Com o fechamento da variação do PIB em 2020, com queda média no ano de 4,1%, a herança para 2021 foi calculada em 3,6%. Ou seja, mesmo se, em 2021, a economia andasse de lado, o crescimento em relação ao mergulho de 2020 não seria inferior a este percentual. Como já avançou bem no 1º trimestre, crescer menos do que 5% ou 5,5%, em 2021, vai exigir contração da atividade em alguns momentos ao longo do ano.

O efeito estatístico cobra, porém, um preço, transformando a melhora de hoje em possível dificuldade amanhã. À medida em que o PIB em 2021 avança, as projeções para a variação do PIB em 2022 recuam. No boletim Focus, as previsões para o crescimento econômico no ano que vem caíram de 2,5%, na entrada de 2021, para 2,25%, na última semana de maio. A base de comparação mais elevada é o que “puxa” a variação percentual para baixo.

Além dos sinais duvidosos do resultado agregado da variação do PIB, outros pontos também lançam dúvidas sobre a qualidade da recuperação exibida no 1º trimestre. Chamou a atenção, por exemplo, a força da alta no investimento.
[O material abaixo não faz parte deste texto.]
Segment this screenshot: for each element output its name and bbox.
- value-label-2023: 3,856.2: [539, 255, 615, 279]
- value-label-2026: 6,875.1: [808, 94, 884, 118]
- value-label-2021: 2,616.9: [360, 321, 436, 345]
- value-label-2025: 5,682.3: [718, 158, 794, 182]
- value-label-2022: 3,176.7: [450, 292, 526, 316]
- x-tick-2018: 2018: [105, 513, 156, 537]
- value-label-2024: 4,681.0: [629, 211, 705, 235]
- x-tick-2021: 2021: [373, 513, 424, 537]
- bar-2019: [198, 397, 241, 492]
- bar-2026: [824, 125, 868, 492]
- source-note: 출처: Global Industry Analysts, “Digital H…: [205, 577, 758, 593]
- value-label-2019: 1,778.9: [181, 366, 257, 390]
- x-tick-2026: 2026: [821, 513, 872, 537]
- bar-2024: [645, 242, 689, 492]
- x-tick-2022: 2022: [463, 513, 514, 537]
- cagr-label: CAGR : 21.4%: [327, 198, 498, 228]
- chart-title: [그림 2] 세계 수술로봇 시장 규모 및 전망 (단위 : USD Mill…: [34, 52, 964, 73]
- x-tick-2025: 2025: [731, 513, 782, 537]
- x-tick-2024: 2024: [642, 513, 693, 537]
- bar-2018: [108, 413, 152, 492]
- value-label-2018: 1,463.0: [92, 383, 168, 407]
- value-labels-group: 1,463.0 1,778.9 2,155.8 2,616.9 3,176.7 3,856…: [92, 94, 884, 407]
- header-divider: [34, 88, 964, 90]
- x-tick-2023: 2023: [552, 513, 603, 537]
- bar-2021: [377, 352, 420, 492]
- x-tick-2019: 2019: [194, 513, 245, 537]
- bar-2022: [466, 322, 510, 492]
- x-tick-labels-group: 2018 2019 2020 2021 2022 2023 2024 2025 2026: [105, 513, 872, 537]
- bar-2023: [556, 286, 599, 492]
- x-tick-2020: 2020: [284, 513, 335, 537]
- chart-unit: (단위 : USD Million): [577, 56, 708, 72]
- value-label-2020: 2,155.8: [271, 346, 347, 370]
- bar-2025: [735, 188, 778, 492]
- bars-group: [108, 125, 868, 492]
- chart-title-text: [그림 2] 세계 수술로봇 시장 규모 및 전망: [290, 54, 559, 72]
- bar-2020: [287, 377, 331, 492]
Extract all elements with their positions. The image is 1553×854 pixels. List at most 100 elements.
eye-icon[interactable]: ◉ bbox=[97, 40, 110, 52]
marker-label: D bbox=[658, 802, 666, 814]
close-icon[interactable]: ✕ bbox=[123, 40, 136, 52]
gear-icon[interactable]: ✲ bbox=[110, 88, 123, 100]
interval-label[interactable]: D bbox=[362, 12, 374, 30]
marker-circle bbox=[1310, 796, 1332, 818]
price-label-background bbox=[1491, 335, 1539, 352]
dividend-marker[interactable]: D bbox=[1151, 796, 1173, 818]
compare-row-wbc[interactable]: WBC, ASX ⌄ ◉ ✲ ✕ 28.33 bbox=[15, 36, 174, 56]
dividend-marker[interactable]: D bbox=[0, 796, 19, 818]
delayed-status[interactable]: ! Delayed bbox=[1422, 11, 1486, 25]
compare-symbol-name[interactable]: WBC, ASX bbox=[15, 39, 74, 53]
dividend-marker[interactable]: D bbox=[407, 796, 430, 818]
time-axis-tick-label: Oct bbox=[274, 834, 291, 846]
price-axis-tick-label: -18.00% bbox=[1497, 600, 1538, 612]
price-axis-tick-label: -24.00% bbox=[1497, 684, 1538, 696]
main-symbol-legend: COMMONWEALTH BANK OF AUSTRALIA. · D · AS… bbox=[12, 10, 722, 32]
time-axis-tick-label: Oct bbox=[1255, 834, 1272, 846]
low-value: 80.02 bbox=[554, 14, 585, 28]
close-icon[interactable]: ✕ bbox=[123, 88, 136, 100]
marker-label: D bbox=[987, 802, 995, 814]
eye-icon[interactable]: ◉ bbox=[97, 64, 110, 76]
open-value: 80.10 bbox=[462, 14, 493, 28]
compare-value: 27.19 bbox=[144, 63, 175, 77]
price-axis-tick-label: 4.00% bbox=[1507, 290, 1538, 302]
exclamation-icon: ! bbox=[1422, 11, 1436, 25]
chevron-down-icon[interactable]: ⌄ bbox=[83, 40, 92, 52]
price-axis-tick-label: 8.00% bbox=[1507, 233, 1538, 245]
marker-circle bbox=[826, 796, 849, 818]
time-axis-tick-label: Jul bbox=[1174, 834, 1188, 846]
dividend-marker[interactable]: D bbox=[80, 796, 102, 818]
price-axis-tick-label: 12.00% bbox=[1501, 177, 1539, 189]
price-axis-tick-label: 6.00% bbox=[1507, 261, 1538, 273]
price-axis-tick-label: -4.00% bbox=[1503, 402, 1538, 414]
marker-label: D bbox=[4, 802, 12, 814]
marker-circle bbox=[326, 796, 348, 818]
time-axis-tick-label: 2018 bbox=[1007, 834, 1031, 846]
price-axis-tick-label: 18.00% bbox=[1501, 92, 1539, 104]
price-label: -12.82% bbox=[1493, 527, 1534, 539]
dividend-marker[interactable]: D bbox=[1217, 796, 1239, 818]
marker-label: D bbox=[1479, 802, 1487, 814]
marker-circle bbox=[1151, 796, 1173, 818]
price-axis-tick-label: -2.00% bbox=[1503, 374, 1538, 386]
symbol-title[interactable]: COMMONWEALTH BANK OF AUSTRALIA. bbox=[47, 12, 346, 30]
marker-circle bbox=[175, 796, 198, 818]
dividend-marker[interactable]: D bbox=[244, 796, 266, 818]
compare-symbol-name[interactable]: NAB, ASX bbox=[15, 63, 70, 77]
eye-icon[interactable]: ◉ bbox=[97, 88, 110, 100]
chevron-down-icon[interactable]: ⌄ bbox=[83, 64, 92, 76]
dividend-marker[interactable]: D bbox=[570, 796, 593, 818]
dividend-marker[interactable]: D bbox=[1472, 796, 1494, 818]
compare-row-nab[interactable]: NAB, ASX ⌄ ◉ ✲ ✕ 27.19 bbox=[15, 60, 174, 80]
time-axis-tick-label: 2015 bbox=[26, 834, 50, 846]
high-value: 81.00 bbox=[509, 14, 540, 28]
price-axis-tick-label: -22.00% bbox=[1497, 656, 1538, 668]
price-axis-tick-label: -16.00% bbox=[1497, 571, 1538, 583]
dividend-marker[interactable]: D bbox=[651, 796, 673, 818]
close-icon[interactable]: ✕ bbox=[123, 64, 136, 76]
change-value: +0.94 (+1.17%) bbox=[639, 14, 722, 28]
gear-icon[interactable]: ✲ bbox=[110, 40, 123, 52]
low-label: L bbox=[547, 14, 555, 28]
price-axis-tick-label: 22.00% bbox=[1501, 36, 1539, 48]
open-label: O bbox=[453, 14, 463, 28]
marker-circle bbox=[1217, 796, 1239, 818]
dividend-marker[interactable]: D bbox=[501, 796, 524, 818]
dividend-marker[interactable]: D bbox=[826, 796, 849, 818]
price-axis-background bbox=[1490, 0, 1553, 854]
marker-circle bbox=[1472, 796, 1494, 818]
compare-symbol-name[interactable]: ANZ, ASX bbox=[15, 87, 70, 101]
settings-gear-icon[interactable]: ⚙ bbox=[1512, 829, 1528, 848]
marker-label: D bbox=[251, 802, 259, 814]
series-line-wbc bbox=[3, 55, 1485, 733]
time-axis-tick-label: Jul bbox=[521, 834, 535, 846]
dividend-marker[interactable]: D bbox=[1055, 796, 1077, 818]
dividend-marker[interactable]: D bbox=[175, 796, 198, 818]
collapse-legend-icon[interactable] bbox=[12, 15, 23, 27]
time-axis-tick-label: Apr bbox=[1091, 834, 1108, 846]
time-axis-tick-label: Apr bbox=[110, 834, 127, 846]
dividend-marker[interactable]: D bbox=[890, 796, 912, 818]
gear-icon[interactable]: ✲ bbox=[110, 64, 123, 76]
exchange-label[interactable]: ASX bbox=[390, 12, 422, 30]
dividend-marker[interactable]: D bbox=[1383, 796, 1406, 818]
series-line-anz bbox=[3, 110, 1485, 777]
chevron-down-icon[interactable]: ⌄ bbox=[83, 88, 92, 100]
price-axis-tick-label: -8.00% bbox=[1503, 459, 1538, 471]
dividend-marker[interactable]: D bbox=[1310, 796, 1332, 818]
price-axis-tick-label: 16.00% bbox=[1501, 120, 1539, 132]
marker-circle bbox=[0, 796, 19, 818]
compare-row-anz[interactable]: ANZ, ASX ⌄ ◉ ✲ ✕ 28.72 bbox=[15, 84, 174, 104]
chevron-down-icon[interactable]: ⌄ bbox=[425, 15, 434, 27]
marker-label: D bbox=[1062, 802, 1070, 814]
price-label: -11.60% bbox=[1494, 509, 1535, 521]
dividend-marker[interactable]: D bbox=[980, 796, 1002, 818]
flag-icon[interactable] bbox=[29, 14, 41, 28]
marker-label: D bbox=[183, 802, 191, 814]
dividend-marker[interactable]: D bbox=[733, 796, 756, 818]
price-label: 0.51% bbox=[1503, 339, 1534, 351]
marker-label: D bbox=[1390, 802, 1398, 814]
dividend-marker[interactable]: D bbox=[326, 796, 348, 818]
A variação positiva, na comparação com o trimestre anterior, foi de quase 5%, levando a taxa de investimento a mais de 19% do PIB, bem acima dos 16%, nos primeiros três meses de 2020 e dos últimos anos.
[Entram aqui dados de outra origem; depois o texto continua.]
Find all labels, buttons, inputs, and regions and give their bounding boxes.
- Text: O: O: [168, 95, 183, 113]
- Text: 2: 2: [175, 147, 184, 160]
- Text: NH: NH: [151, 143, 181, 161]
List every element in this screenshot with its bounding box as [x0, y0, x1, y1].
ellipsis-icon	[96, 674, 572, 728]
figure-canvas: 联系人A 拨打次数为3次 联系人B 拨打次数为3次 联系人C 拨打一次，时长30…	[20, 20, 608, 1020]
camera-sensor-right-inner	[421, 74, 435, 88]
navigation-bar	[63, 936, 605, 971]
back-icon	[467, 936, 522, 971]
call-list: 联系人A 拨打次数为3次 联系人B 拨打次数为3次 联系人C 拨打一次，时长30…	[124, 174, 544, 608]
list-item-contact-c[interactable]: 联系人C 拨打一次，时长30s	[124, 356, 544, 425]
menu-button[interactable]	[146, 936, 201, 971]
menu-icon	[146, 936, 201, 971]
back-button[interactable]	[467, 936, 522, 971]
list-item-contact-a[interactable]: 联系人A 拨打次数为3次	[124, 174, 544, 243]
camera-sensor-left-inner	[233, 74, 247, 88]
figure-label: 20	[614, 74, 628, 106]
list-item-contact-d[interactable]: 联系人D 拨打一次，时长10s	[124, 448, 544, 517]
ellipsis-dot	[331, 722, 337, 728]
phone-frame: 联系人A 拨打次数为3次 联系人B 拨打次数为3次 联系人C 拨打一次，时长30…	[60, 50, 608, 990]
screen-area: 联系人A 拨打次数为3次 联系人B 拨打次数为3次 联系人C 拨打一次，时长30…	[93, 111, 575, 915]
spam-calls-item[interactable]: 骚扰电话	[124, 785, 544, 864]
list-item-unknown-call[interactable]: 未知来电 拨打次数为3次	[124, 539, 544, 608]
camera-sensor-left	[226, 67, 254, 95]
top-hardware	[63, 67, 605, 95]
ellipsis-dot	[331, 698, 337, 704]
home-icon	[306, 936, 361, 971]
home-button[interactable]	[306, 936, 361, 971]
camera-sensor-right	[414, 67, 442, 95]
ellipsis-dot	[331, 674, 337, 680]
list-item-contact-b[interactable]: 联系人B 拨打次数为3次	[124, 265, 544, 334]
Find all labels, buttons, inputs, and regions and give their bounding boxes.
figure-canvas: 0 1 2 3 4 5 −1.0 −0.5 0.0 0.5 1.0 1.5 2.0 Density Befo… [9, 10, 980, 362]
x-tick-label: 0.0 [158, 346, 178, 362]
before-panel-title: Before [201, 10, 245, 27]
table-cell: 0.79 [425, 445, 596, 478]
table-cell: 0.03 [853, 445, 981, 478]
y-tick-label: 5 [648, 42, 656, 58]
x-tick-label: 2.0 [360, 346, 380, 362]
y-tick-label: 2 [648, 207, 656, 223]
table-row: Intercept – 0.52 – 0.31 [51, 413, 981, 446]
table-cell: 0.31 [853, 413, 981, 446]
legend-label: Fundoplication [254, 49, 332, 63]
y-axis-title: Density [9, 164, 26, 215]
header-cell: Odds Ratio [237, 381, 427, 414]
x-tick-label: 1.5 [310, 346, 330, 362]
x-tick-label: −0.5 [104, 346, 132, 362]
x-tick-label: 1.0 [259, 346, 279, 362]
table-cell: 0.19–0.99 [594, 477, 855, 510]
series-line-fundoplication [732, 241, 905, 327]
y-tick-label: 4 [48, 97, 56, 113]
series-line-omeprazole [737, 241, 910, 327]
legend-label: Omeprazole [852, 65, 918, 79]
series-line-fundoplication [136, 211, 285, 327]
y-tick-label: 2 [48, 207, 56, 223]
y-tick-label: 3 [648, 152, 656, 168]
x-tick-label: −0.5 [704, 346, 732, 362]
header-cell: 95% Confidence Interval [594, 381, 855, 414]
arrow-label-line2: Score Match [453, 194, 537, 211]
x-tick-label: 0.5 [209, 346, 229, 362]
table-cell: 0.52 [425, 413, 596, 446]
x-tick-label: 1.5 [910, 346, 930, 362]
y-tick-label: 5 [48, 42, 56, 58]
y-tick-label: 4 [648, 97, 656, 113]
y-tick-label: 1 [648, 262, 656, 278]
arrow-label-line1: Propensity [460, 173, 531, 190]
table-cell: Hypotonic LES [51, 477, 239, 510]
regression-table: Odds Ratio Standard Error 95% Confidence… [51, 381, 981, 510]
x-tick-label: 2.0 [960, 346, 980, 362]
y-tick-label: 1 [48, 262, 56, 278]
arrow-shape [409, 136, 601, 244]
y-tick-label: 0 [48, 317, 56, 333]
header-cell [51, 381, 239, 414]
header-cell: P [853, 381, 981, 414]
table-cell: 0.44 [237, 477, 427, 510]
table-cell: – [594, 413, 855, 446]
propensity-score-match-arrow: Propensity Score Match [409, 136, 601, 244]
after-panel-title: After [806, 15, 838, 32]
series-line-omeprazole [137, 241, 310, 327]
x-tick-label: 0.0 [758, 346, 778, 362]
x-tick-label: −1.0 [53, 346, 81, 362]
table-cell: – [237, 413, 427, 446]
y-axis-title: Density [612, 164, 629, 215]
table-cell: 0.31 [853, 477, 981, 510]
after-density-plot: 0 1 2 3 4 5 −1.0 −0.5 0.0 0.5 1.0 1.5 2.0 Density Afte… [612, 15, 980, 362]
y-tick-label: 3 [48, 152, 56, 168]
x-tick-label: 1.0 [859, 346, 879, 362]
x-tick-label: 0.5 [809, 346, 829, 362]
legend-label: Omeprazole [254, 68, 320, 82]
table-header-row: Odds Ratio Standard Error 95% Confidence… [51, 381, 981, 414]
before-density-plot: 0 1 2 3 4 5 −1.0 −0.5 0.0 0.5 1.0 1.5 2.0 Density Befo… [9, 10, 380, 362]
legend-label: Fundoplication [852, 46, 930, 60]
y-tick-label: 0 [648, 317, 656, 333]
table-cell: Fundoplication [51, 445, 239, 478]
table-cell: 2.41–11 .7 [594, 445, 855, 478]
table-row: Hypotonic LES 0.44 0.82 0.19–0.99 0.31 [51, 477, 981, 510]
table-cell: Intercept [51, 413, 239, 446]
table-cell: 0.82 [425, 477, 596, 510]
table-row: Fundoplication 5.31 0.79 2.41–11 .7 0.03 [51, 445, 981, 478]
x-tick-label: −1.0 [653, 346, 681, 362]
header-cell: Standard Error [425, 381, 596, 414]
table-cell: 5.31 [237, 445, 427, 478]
Seria indicação animadora de uma retomada consistente não fosse o fato de que o investimento foi inflado por uma circunstância meramente contábil: o cômputo, como investimento, do valor de plataformas de petróleo, ficticiamente importadas, apenas para receber isenções fiscais. Calcula-se que pelo menos 1/3 do total do investimento se deveu a essa manobra legal. Outro terço está sendo creditado à elevação da taxa de câmbio e da inflação.

Separando a vida real da numeralha, mais dúvidas afloram. O crescimento, no trimestre, foi puxado pela agropecuária –crescimento forte de quase 6%– e pela indústria extrativa. Setor externo também contribuiu positivamente, mas o consumo das famílias, responsável por 2/3 da formação do PIB, recuou, assim como o consumo do governo.

Não é difícil encontrar a origem do impulso aos setores que cresceram mais forte. Ele vem do atual ciclo de alta nas cotações internacionais de commodities, potencializadas pela elevação da taxa de câmbio. Agropecuária, contudo, não representa mais de 11% do PIB. Crescimento baseado em atividades primárias ajuda menos no aumento da renda das famílias.

A renda real das famílias, aliás, ainda está em queda. Em combinação com o desemprego recorde, que atinge diretamente quase 15 milhões de trabalhadores, chegando a mais de 30 milhões quando somados aos subutilizados e desalentados, torna qualquer avanço mais acentuado da atividade econômica um enigma ou um equívoco. Mesmo descontando alguma possível subestimação de trabalhadores ocupados, esses números atualizados da Pnad Contínua deixam claro que o “crescimento” de 2021 não fica em pé sem aspas.